My girlfriend and I have been here countless times, and this is our go-to order.

First off, we have side orders of rice, Mac salad (a Hawaiian plate lunch staple), and poi. Poi is made from a mashed taro plant. It’s sticky, sweet, and sour. I don’t care much for poi on its own, but it complements all of the savory main dishes we ordered.

Here we have the Luau chicken, which is chicken cooked with taro leaves and coconut milk. This goes great with some rice and Mac salad.

Next, we ordered Kalua pig. Kalua is a traditional Hawaiian cooking method that uses an underground oven called an imu. To retain the moisture of the pig, it’s covered with ti and banana leaves and left to cook for several hours.

The end result is pork that’s smoky and delicious. Pairs well with Helena’s chili pepper water, which is made of garlic, Hawaiian chili peppers, Hawaiian salt, white vinegar, and water. It’s not super spicy but acts as a great compliment to most of the dishes here.
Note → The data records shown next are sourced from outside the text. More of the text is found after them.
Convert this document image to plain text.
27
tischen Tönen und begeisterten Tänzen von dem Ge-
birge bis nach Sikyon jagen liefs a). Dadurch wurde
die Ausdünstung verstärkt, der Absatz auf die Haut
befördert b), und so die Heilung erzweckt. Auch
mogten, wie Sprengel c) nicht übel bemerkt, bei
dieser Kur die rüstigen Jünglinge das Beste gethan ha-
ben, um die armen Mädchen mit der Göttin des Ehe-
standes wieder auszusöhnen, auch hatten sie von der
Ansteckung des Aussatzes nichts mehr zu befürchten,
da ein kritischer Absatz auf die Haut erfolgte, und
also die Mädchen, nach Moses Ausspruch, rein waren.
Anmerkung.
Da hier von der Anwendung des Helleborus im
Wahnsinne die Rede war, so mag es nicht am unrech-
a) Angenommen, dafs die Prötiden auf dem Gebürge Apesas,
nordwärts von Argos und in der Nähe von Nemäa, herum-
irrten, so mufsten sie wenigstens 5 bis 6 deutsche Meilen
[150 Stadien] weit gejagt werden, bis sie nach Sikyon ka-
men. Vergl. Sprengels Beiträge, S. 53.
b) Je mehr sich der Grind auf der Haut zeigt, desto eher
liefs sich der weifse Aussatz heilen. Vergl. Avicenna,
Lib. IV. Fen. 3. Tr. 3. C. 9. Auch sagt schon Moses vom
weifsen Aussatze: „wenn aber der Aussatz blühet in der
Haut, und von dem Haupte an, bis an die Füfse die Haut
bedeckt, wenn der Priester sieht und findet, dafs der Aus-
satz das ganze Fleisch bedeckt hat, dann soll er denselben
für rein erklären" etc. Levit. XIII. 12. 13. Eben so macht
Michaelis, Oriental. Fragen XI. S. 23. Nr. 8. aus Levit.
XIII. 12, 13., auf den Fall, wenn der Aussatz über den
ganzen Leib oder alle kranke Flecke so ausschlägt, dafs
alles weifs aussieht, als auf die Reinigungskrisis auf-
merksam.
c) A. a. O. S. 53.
The next dish is the fried butterfish collar. The fish is actually black cod but is commonly referred to as butterfish in Hawaii. It’s crispy on the outside and light and fluffy on the inside. I might be a complete weirdo, but I like to pop the entire collar in my mouth, bones, and everything.

This is one of my favorite Hawaiian dishes, laulau. Laulau is a dish made of fatty pork and butterfish, wrapped in lu’au leaves (aka taro) and ti leaves, then steamed. Helena’s version of laulau is packed full of flavor and awesomeness.

I saved the best for last. Helena’s signature dish and the one I crave the most.. their pipikaula short ribs. Pipikaula literally means “beef rope” in Hawaiian. The origin story of pipikaula is the Hawaiian paniolos (aka Hawaiian cowboys) back in the 1800s would cut the beef into strips, dry them under the sun, and consume them as a snack while ranching.

Helena’s famous pipikaula short ribs are bone-in short ribs marinated in a soy-based marinade. It’s then hung over the stove for several hours. Owner, Craig, likes to call it dry-aging turbocharged. The ribs are then pan-fried.

It’s crispy, fatty, sweet, and juicy, all rolled into one perfectly plump short-rib. They recommend dipping the onion into Hawaiian salt, then taking a bite of the short rib, which is also a good option. Heck, I’d eat these bad boys with a piece of old rubber tire, and I guarantee it’d still taste amazing.

Lastly, for dessert, they give you complementary haupia, which is similar to coconut custard. A refreshing end to a delicious meal.

You’re going to want to clear your schedule after eating at Helena’s. The only thing you’ll be doing after consuming all that Ono food is a long, well-deserved nap.

There you have it, Helena’s Hawaiian Food. If you ever find yourself on Oahu, you have to make a trip there. Go, support a local business, and have an unforgettable meal all at the same time. It’s a win-win.